I kind of don’t want to rate A Fall in Autumn, because I took a long break from reading it in the middle (not on purpose, I just got distracted) and I think that affected my enjoyment of the second half of the book. And then there’s the fact that I’m not really into investigative stories – I pick them up occasionally, but because some other aspect of the book appeals to me, the worldbuilding or something. And I did love the worldbuilding in this! Especially whenever we got to see what mistaken ideas the far-future has about our present – I cackled when we learned that they think our society considered sex sacred, else why have so many rules about how and who and when to do it? That was just a cool thing in general – I’m a total nerd for anthropology, and I loved seeing how easy it is to misinterpret what a culture leaves behind.

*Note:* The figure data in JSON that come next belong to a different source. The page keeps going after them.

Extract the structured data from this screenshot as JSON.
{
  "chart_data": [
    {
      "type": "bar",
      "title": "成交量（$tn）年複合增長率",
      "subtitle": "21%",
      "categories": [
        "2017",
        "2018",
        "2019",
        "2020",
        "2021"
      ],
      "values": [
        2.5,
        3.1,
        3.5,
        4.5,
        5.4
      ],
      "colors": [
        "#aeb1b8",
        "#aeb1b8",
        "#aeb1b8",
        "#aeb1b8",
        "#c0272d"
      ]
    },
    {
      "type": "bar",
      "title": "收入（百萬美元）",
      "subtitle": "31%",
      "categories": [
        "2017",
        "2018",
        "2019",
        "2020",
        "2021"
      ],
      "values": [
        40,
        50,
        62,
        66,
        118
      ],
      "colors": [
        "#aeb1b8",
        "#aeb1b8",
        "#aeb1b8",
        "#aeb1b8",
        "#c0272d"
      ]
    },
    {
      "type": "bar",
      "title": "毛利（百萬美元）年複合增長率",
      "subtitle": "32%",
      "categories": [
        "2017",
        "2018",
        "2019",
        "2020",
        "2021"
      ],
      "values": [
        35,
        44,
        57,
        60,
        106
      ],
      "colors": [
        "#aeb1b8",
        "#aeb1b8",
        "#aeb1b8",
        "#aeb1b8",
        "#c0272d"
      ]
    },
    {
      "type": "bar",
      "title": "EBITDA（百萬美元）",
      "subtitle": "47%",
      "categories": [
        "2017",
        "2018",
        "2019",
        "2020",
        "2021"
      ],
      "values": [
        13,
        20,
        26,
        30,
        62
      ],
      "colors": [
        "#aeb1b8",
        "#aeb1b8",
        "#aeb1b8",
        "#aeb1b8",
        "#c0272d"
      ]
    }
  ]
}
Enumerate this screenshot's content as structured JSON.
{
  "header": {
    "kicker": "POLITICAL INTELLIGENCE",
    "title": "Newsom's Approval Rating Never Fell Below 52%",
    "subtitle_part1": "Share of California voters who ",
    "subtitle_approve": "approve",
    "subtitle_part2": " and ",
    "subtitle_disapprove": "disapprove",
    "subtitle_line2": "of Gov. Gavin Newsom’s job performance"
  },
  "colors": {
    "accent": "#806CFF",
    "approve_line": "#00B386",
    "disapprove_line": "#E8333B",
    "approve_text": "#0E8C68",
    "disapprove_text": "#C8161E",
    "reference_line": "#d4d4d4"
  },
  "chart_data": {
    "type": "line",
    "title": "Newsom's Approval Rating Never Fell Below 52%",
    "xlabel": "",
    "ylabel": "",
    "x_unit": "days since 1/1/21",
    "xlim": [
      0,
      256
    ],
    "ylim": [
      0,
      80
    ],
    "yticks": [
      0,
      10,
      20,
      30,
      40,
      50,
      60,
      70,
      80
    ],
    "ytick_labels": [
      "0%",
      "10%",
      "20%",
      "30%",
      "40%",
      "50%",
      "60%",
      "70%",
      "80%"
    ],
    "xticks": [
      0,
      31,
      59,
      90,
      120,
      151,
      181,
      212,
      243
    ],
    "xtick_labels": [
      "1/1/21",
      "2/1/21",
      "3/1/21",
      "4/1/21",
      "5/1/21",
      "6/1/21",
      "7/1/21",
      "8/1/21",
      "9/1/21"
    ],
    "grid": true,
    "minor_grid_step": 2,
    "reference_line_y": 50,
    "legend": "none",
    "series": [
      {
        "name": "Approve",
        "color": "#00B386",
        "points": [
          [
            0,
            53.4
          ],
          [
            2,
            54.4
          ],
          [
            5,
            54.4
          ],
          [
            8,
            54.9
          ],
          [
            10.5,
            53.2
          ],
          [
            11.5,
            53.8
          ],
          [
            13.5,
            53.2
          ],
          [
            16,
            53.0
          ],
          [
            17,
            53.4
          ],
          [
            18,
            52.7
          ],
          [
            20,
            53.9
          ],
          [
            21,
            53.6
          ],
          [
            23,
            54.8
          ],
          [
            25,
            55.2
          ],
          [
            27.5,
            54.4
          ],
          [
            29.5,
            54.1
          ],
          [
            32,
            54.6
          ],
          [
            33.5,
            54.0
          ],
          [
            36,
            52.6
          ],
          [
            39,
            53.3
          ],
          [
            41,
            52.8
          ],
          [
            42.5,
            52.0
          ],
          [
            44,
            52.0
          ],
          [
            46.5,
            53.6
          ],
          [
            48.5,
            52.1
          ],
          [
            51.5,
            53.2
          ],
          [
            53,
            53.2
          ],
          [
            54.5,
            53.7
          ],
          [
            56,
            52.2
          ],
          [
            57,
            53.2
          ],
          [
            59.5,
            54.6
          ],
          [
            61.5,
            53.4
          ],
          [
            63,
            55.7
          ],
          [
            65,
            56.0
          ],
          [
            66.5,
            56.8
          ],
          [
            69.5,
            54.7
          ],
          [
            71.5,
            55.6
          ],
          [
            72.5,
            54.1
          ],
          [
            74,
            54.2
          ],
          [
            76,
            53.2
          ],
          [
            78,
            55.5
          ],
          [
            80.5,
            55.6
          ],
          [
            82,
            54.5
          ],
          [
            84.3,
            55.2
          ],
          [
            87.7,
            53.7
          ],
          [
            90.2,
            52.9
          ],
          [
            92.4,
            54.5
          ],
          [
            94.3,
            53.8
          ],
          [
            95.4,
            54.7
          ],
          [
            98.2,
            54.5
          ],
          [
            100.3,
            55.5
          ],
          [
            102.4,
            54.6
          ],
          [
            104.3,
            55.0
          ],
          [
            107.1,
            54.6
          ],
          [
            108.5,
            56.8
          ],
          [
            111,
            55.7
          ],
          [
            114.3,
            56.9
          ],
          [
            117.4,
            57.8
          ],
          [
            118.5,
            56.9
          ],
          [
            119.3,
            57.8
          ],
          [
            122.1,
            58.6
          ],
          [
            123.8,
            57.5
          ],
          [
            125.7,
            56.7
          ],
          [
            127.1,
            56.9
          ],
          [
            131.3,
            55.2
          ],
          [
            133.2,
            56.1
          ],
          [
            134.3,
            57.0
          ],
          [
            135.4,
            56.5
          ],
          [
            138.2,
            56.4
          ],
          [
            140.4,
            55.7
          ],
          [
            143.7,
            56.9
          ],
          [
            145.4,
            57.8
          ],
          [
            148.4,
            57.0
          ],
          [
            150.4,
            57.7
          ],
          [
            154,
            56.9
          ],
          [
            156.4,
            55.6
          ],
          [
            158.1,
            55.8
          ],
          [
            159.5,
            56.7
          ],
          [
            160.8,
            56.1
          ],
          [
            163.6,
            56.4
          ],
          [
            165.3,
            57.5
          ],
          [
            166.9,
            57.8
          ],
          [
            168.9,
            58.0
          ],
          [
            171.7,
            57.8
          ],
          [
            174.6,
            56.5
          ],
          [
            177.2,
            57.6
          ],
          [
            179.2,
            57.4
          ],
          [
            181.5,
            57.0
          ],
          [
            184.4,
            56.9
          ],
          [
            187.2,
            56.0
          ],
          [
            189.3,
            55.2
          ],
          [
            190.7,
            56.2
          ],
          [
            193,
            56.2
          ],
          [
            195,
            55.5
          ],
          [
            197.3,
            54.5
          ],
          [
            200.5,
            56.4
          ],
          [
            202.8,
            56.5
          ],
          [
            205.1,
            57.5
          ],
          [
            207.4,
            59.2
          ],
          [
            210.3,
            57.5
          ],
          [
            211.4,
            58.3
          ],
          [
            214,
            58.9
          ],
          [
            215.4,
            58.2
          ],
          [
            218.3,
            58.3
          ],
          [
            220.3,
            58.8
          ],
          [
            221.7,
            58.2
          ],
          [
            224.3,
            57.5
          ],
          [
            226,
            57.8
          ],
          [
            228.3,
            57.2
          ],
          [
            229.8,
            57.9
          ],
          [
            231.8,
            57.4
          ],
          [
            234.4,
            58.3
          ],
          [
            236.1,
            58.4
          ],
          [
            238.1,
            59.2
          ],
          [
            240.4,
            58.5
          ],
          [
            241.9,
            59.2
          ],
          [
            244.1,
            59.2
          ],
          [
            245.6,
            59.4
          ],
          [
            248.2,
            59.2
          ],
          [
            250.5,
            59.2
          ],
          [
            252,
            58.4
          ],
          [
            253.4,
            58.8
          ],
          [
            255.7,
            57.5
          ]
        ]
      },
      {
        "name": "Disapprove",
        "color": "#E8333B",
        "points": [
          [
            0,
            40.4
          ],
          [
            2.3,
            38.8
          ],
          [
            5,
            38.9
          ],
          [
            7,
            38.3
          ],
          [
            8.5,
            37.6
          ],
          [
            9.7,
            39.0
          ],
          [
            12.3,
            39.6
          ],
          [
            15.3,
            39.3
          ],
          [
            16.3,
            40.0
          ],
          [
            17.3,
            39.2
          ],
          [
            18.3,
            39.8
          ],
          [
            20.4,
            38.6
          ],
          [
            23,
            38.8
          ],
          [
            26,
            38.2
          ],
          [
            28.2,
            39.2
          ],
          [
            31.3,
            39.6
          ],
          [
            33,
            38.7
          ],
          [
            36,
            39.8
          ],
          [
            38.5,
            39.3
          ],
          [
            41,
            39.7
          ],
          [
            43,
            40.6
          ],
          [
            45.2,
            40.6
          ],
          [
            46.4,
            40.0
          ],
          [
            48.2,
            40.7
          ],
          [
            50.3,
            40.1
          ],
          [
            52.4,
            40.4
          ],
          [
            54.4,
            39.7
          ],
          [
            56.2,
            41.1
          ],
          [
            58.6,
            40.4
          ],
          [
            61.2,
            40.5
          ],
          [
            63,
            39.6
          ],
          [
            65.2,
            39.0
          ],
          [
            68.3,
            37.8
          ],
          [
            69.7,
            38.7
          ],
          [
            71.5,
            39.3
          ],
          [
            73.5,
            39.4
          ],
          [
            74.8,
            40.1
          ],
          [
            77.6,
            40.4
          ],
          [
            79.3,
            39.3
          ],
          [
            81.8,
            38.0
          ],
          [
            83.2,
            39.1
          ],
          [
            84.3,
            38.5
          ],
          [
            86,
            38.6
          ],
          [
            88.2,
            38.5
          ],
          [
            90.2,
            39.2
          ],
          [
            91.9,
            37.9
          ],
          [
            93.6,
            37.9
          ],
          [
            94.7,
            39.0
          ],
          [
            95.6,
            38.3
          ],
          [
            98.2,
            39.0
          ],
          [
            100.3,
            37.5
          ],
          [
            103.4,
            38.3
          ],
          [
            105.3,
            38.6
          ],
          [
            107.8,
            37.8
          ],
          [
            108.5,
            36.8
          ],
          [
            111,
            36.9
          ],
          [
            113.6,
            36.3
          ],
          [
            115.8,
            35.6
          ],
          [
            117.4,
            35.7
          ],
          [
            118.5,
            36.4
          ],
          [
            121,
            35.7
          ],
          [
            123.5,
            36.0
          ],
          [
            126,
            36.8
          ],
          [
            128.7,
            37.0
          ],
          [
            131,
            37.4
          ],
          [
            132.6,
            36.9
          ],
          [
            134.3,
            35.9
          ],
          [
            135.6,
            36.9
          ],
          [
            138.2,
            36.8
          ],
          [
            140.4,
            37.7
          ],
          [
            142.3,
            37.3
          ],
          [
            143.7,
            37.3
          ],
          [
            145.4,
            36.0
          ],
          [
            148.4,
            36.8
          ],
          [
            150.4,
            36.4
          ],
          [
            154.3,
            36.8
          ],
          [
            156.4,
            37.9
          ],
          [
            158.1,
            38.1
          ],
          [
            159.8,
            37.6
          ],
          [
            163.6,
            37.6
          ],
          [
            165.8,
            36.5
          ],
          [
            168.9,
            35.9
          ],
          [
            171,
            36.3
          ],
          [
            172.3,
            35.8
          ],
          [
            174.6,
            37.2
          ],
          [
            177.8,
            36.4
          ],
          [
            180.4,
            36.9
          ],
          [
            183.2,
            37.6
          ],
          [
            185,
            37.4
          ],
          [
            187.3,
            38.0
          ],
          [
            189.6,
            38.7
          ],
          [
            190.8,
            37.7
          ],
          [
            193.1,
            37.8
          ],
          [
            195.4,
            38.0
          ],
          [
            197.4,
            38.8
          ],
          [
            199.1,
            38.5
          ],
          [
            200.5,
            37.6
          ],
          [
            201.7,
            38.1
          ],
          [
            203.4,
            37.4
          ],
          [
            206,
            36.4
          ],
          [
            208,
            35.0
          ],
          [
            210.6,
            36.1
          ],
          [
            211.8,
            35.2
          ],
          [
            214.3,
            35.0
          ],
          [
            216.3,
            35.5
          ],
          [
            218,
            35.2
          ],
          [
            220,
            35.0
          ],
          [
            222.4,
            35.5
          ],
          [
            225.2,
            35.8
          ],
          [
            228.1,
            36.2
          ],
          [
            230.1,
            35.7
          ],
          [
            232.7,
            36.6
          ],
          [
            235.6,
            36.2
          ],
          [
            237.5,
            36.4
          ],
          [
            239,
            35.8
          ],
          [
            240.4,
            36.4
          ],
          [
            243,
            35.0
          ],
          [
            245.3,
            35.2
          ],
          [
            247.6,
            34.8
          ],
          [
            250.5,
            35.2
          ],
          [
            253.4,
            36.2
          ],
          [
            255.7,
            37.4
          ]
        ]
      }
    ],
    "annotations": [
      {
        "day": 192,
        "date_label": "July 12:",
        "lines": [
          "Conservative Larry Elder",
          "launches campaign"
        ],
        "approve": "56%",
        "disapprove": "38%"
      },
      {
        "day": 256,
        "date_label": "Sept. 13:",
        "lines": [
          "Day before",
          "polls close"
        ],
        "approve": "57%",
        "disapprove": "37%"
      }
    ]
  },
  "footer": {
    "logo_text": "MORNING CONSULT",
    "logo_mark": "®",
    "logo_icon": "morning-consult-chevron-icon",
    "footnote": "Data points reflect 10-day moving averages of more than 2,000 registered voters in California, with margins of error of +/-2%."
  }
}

I think Fall in Autumn probably qualifies as noir, which is not a vibe I really enjoy, but it very much worked here, the combination of old-school vibes with far-future setting. All in all I think it’s a very well-written book, but I’m not quite the right audience for it for a number of reasons…which may not stop me from picking up the sequel, because that ending!!!

What have you been reading this week?